A few weeks later, Golub was out and Steve Singh from SAP was there.

Docker never explained why Singh was brought in from outside to become the leader, but it doesn’t take a genius to see basic container technologies become commonplace. The Cloud Native Computing Foundation’s (CNCF) Open Container Initiative (OCI) standard turned today’s container fundamentals, including Docker containers themselves, into open standards. There wasn’t a lot of added value Docker could offer its corporate customers.

As Dave Bartoletti, a Forrester analyst, said, The register at the time: “The poor man has to figure out how to make money at Docker. It’s not easy when a lot of people in the community bristle at anyone trying to make money.”

The rise of Kubernetes

What makes things a lot harder for Docker’s business plans is that Docker swarm and all the other orchestration programs have found themselves overwhelmed by the rise of Kubernetes.

Also read: Docker LinuxKit: Secure Linux containers for Windows, macOS, and clouds

Today, Kubernetes, whether it’s Google’s big plan to build a Google cloud stack or not, dominates cloud orchestration. Even Docker adopted Kubernetes due to customer demand in October 2017.

When your main added value is container orchestration and everyone and their uncle have adopted another container orchestration program, what can you offer customers? Good question.

Docker was also faced with internal changes. Solomon Hykes, co-founder and former CTO, was kicked upstairs to become vice chairman of the board and chief architect. Hykes, a controversial lightning rod, was also the public face of the company. He’s been a lot calmer lately.
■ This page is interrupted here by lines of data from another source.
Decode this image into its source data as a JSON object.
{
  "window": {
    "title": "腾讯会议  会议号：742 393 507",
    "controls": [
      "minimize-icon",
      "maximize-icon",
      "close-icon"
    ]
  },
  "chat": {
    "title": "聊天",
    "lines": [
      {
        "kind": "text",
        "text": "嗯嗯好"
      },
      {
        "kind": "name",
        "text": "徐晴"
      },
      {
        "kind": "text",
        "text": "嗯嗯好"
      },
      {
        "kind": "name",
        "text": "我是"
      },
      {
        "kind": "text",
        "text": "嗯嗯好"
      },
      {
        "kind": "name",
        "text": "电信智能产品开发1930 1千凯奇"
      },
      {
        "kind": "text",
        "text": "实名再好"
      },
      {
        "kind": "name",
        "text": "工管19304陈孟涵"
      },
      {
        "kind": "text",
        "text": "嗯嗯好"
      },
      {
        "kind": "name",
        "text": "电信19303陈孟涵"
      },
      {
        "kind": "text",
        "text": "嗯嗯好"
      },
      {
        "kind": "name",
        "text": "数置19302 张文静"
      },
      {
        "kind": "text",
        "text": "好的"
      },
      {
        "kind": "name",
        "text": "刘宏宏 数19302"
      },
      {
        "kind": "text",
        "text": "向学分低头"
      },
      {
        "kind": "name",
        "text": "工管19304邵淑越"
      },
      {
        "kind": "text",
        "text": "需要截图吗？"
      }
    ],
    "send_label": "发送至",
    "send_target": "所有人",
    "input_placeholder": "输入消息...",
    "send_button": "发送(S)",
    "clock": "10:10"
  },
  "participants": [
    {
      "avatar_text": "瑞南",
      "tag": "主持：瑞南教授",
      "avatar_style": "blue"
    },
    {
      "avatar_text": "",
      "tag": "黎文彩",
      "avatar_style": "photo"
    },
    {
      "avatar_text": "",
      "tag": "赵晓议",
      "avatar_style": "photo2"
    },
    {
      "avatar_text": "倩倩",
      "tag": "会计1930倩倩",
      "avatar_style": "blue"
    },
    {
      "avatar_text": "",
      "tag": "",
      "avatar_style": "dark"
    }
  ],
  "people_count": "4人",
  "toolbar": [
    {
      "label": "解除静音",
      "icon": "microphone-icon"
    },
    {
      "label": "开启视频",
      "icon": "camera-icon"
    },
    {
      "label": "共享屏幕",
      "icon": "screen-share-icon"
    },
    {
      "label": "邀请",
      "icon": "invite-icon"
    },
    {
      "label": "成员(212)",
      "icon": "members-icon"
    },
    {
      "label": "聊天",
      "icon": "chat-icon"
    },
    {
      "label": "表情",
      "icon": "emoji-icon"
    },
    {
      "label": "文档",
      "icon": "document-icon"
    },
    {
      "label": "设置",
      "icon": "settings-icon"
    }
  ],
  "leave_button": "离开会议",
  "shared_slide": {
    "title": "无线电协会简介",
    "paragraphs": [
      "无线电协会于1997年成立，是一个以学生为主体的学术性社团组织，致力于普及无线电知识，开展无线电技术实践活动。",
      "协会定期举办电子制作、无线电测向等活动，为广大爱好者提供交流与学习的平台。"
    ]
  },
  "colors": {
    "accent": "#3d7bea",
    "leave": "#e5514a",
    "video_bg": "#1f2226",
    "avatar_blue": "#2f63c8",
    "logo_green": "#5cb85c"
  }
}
Red Hat’s response was to buy CoreOS, Docker’s main rival. This gave Red Hat not only its own container platform, but also its own Kubernetes enterprise platform: Tectonic.

Docker really needs money from customers

So what should you do if you are dependent on support from Docker, the company? I would look to my operating system and cloud providers for help. After all, most of them, Red Hat, AWS, Google Cloud Platform, Microsoft Azure, SUSE, VMware, etc., already have Docker built-in.

Also read: Docker and IBM extend their partnership

Over the past few months, Docker has raised an additional $ 75 million in venture capital. This brings Docker’s total capitalization to a rather incredible $ 250 million from ME Cloud Ventures, Benchmark, Coatue Management, Goldman Sachs and Greylock Partners. It’s a lot of money, but I still don’t see how Docker is going to pay.

Investor money is great, but what Docker really needs is customer money.

For most corporate users, there are no real worries here. Docker or Moby, the standard container is both open source and an open standard. For Docker investors, well, that’s another story.